Séances d'éducation à la santé
À l'hôpital Hôtel-Dieu, le service de réhabilitation par le sport a été mis en place plus récemment, en 2017, selon le même modèle, mais avec ses spécificités. « La richesse de ce service est d'avoir intégré des médecins du sport », estime le Pr Goldwasser. En revanche, « nous n'avons pas de suivi psychologique ni nutritionnel », regrette le Dr Jennifer Arrondeau, oncologue à Hôtel-Dieu et à Cochin. Néanmoins, une fois par semaine, les enseignants en activité physique adaptée (EAPA) animent une session d'éducation à la santé autour de différentes thématiques comme la nutrition ou la fréquence cardiaque.
Ici, les patients atteints de cancer - qui représentent environ 40 % du public accueilli - côtoient aussi des patients atteints d'autres pathologies chroniques.
Le programme s'adresse aux patients à tout moment de la pathologie tumorale. « Des patients peuvent aussi en bénéficier avant une opération lourde pour qu'ils soient dans de meilleures conditions physiques le jour J. Dans ce cas, le programme est plus court et uniquement basé sur des exercices cardiorespiratoires », précise le Dr Arrondeau.
Le parcours commence par une évaluation approfondie du patient, similaire à celle de Cochin. « Cette cartographie complète du patient nous permet d'adapter au mieux les séances », indique Jean-Baptiste Baudouin, EAPA. Les tests sont également réalisés à la fin du programme, à 3 mois, 6 mois et 1 an. « Cette série de tests permet d'obtenir des mesures objectives. Nous prévoyons d'analyser toutes ces données et d'en publier les résultats », annonce le Dr Arrondeau.
Le programme s'étale sur 6 semaines à hauteur de trois séances hebdomadaires de 1 h 30, par petit groupe de 4 à 6 patients équipés d'un cardiofréquencemètre. Certains groupes vont apprécier écouter de la musique, quand d'autres préféreront le calme ou bien échanger les uns avec les autres. L'EAPA reste en tout cas attentif et les encourage. « Le fait d'être en groupe est stimulant. Souvent, une cohésion se crée », raconte le Dr Arrondeau. Roubila, une patiente, en atteste : pour elle, le fait d'être en groupe est bénéfique pour le moral.

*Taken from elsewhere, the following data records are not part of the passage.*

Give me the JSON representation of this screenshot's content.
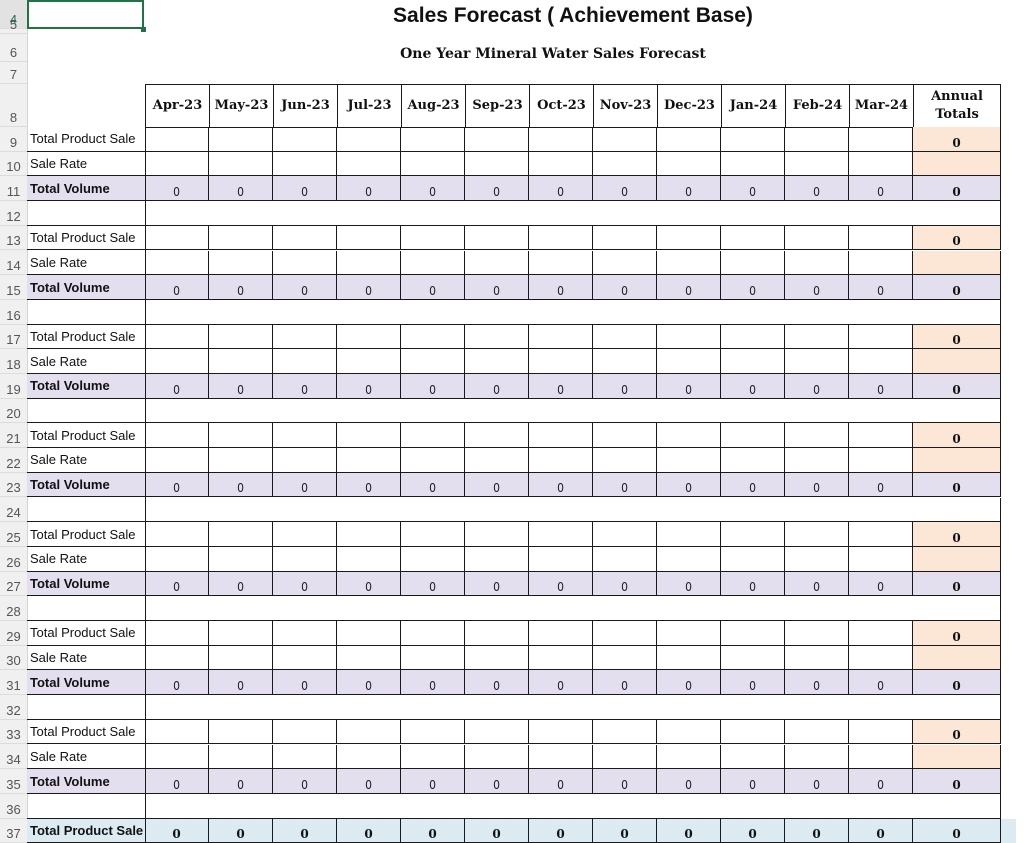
{
  "sheet": {
    "title": "Sales Forecast ( Achievement Base)",
    "subtitle": "One Year Mineral Water Sales Forecast",
    "selected_row": "4",
    "row_numbers": [
      "4",
      "5",
      "6",
      "7",
      "8",
      "9",
      "10",
      "11",
      "12",
      "13",
      "14",
      "15",
      "16",
      "17",
      "18",
      "19",
      "20",
      "21",
      "22",
      "23",
      "24",
      "25",
      "26",
      "27",
      "28",
      "29",
      "30",
      "31",
      "32",
      "33",
      "34",
      "35",
      "36",
      "37"
    ]
  },
  "table": {
    "months": [
      "Apr-23",
      "May-23",
      "Jun-23",
      "Jul-23",
      "Aug-23",
      "Sep-23",
      "Oct-23",
      "Nov-23",
      "Dec-23",
      "Jan-24",
      "Feb-24",
      "Mar-24"
    ],
    "annual_header_line1": "Annual",
    "annual_header_line2": "Totals",
    "row_labels": {
      "product_sale": "Total Product Sale",
      "sale_rate": "Sale Rate",
      "total_volume": "Total Volume"
    },
    "blocks": [
      {
        "annual_product_sale": "0",
        "volume": [
          "0",
          "0",
          "0",
          "0",
          "0",
          "0",
          "0",
          "0",
          "0",
          "0",
          "0",
          "0"
        ],
        "annual_volume": "0"
      },
      {
        "annual_product_sale": "0",
        "volume": [
          "0",
          "0",
          "0",
          "0",
          "0",
          "0",
          "0",
          "0",
          "0",
          "0",
          "0",
          "0"
        ],
        "annual_volume": "0"
      },
      {
        "annual_product_sale": "0",
        "volume": [
          "0",
          "0",
          "0",
          "0",
          "0",
          "0",
          "0",
          "0",
          "0",
          "0",
          "0",
          "0"
        ],
        "annual_volume": "0"
      },
      {
        "annual_product_sale": "0",
        "volume": [
          "0",
          "0",
          "0",
          "0",
          "0",
          "0",
          "0",
          "0",
          "0",
          "0",
          "0",
          "0"
        ],
        "annual_volume": "0"
      },
      {
        "annual_product_sale": "0",
        "volume": [
          "0",
          "0",
          "0",
          "0",
          "0",
          "0",
          "0",
          "0",
          "0",
          "0",
          "0",
          "0"
        ],
        "annual_volume": "0"
      },
      {
        "annual_product_sale": "0",
        "volume": [
          "0",
          "0",
          "0",
          "0",
          "0",
          "0",
          "0",
          "0",
          "0",
          "0",
          "0",
          "0"
        ],
        "annual_volume": "0"
      },
      {
        "annual_product_sale": "0",
        "volume": [
          "0",
          "0",
          "0",
          "0",
          "0",
          "0",
          "0",
          "0",
          "0",
          "0",
          "0",
          "0"
        ],
        "annual_volume": "0"
      }
    ],
    "grand_total": {
      "label": "Total Product Sale",
      "values": [
        "0",
        "0",
        "0",
        "0",
        "0",
        "0",
        "0",
        "0",
        "0",
        "0",
        "0",
        "0"
      ],
      "annual": "0"
    }
  },
  "colors": {
    "selection": "#217346",
    "volume_fill": "#e4dfee",
    "annual_fill": "#fce6d6",
    "grand_total_fill": "#dcebf2"
  }
}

Des activités variées et adaptées
La séance commence par du renforcement musculaire. Step, ballons… : les EAPA ont plusieurs outils à leur disposition pour proposer des activités variées et adaptées à chacun des patients et leur faire travailler proprioception, équilibre ou encore mobilité. La séance se termine par 30 minutes de vélo. « L'intensité du programme évolue au fur et à mesure des séances », souligne Élodie Pithon, EAPA.
Ce jour, Simon Réault, un autre EAPA, a en charge un groupe de quatre patients : trois ont été soignés pour un cancer, le quatrième est atteint de schizophrénie. Ils en sont à leur deuxième séance, les échanges se font encore rares. Parmi eux, Roubila, qui a déjà expérimenté le programme en 2017 à la suite d'une colectomie : « j'ai vraiment retrouvé de la vitalité après ce premier programme, et j'ai eu envie de le refaire pour maintenir ces bienfaits », raconte-t-elle.
Les patients ressortent du programme avec un fichier comportant plusieurs exercices qu'ils pourront réaliser chez eux.
À l'issue des 6 semaines, les EAPA orientent les patients vers une structure de ville adaptée. « Nous utilisons notamment la plateforme Prescri’forme qui recense les structures labellisées », indique Jean-Baptiste Baudouin. Malgré tout, la majorité des patients ne pratiquent pas une activité pérenne. « 40 % des patients parviennent à maintenir une activité régulière », indique Simon Réault. « Ce programme sert de tremplin, mais le challenge, c'est surtout l'après », conclut le Dr Arrondeau.